Kita harus selalu menyisakan margin yang cukup agar bisa menghadapi lonjakan yang bisa datang kapan saja.
Saya sering mengajarkan cara-cara agar para junior tidak terbebani melebihi kapasitas mereka sendiri (otomatisasi, dan lain-lain). Teman-teman yang bisa mencerna hal-hal itu dengan baik sambil melihat gambaran besarnya, bahkan saat diberi 120%, tetap bisa menjaga dirinya agar pada akhirnya berjalan di 80%.
Secara umum semuanya benar, tetapi
IntensitydanEffortitu berbeda, jadi bisa saja disalahartikan menjadi semacam "bekerja dengan santai".Bagi junior, pertumbuhan diri di perusahaan adalah hal yang penting, tetapi jika hanya bekerja di 85% dari kemampuan mereka, mereka akan tertinggal. Orang yang ingin berkembang harus mengerjakan tugas yang menuntut 100–120% dari kapasitas mereka agar bisa mencapai tujuannya. Di Korea, yang selalu dipenuhi persaingan dan obsesi pada pertumbuhan, tulisan seperti ini rasanya tidak terlalu realistis.
Jika seseorang mengerahkan 120 persen kemampuannya, tetapi pekerjaannya sendiri sederhana dan tidak berguna, apakah itu akan membuatnya berkembang?
Saya sudah terlalu sering melihat orang menerima segunung pekerjaan, lalu terburu-buru mengerjakannya, tanpa pernah berpikir untuk mengubah cara kerja, begadang sambil bekerja tidak efisien, lalu menghibur diri dengan berkata bahwa karena saya sudah bekerja keras, itu sudah cukup... jadi saya pribadi tidak terlalu bisa berempati dengan ini.
Bukan berarti orang berkembang kalau diberi 85%, tapi juga bukan berarti akan berkembang kalau dibebani secara berlebihan.
Lembur berlebihan adalah jalan pintas menuju malfunction... Saya sama sekali tidak bisa setuju dengan komentar yang Anda tulis, jadi dengan berat hati saya menyampaikan penyesalan saya.

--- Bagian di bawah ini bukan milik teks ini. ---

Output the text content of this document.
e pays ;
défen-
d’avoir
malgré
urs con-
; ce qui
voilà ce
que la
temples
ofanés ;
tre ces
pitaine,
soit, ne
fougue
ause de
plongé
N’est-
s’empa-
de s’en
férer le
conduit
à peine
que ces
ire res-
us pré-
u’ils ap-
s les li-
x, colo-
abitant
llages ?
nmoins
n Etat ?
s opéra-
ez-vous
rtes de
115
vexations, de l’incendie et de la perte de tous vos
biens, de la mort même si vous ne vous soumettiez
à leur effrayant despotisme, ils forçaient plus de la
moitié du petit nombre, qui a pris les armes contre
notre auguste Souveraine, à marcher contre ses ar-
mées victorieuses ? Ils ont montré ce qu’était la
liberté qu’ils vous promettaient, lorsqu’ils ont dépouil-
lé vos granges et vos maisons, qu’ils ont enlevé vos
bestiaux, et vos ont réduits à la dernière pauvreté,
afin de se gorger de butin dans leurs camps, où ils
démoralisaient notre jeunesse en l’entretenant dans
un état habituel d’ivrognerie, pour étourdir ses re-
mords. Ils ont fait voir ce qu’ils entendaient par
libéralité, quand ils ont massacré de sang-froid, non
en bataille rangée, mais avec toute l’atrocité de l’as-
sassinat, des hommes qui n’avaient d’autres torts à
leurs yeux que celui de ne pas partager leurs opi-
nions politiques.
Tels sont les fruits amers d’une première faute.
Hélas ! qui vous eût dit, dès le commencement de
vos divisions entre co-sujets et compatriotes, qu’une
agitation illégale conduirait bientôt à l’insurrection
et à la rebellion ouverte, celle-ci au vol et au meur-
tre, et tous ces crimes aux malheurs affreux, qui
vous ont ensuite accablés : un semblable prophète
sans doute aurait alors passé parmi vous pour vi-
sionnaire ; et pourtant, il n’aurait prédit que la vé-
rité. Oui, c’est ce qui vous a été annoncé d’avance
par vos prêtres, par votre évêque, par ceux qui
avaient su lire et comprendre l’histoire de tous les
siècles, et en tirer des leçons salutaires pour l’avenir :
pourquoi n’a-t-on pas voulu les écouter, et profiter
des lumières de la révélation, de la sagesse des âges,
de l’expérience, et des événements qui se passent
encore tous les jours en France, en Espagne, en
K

"Harus mengerjakan tugas yang menuntut 100–120% dari kemampuan sendiri"
Sepertinya di negara kita persentase digunakan dengan aneh. Ada 120%, 200%, dan seterusnya. Sejelek apa pun saya dalam belajar dan sebodoh apa pun saya, batas maksimum yang bisa dicapai dalam hal yang tidak saya kuasai tetap paling tinggi 100%.
Kalau diri saya yang utuh itu 100%, rasanya kebanyakan orang bahkan tidak sadar betapa tidak masuk akalnya mengatakan 120%.
Ini pola pikir
noye, bukannodan juga bukanyes.Sebagai junior yang ingin bertumbuh pesat, saya sependapat dengan pandangan merong, dan jika memungkinkan, saya ingin mencoba melamar ke perusahaan Anda; bolehkah saya mengetahui nama perusahaannya?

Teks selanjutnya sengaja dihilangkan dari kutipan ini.